KABYLIE (Tamurt) – Il y a trente-trois ans, s’éteignit l’un des plus grands artistes kabyles de tous les temps. L’un des plus grands, mais surtout l’un des plus libres que le pouvoir algérien a censuré et combattu au moment où des pseudo-chanteurs préfabriqués dans les laboratoires de la radio de l’État étaient encensés à l’infini.

Mais le talent de Slimane Azem, aussi bien sur le plan musical, mais aussi et surtout sa poésie et sa voix suave, ont fait de lui le soleil de la chanson kabyle. Trente-trois ans après son décès, le 28 janvier 1983, Slimane Azem reste dans les cœurs de tout kabyle épris des justices et de liberté.

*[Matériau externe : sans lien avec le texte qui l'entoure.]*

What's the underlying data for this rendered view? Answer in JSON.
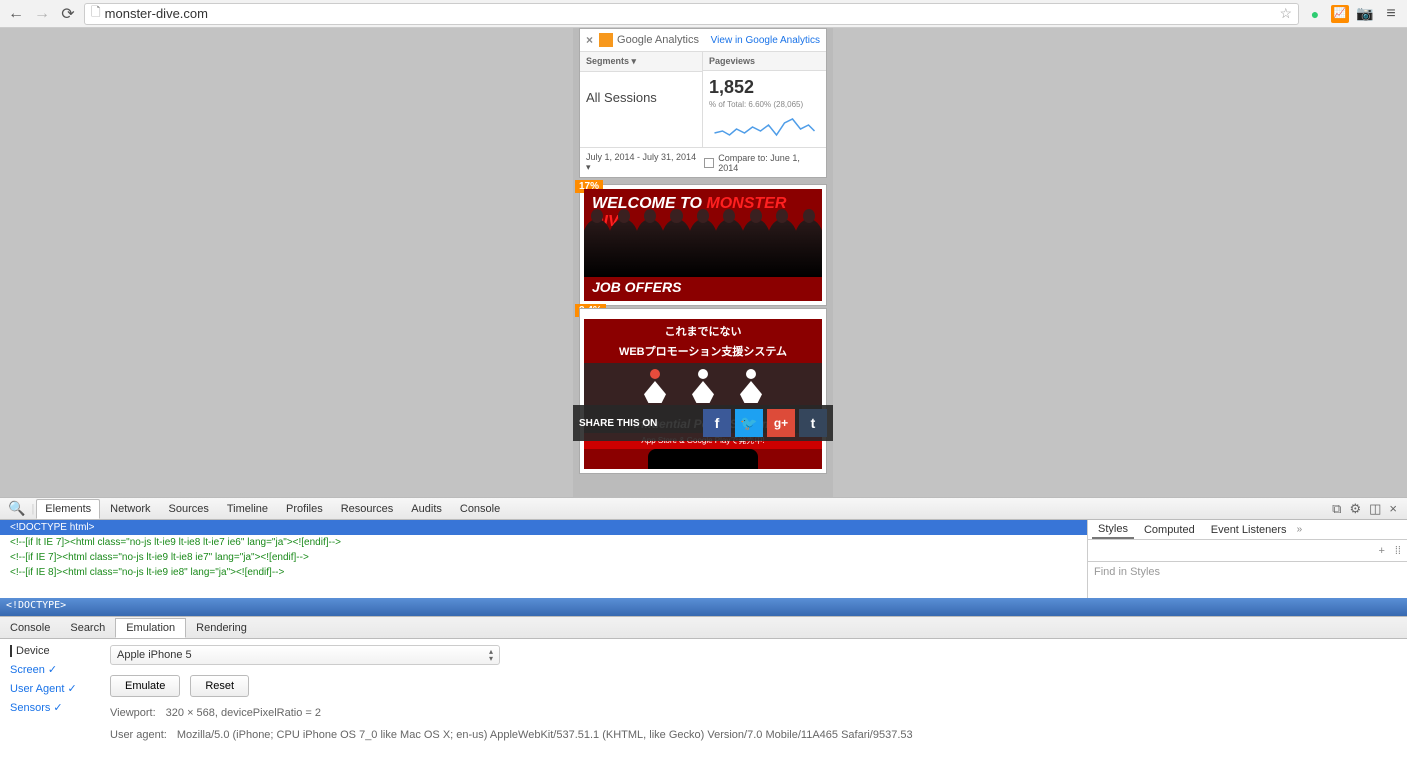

Trente-trois ans plus tard, le nom de Slimane Azem fait toujours peur aux forces du mal en Algérie. La preuve en est que le fils d’Agouni Gueghrane est toujours marginalisé par le pouvoir et ses relais alors que d’autres « chanteurs » qui n’ont aucune once de talent comparativement à Slimane Azem, occupent à longueur des années les écrans des télés et les ondes des radios. Mais Slimane Azem, comme tout vrai artiste incorruptible est dans les cœurs.

Il reste d’ailleurs, l’un des artistes les plus estimés et les plus écoutés par les Kabyles. Son talent d’abord (sa voix exceptionnelle) et ses chansons, qui se comptent par centaines, font de lui un artiste irremplaçable pour tout mélomane kabyle qui sait apprécier l’art, le vrai art. Trente-trois ans après sa mort, aucune place ne porte son nom en Algérie. C’est plutôt un honneur pour Slimane Azem de ne pas être honoré par un régime politique qui refuse toujours de reconnaître les vrais hommes et qui  fabrique des héros factices pour les utiliser en fin de compte dans l’entreprise de son  maintien.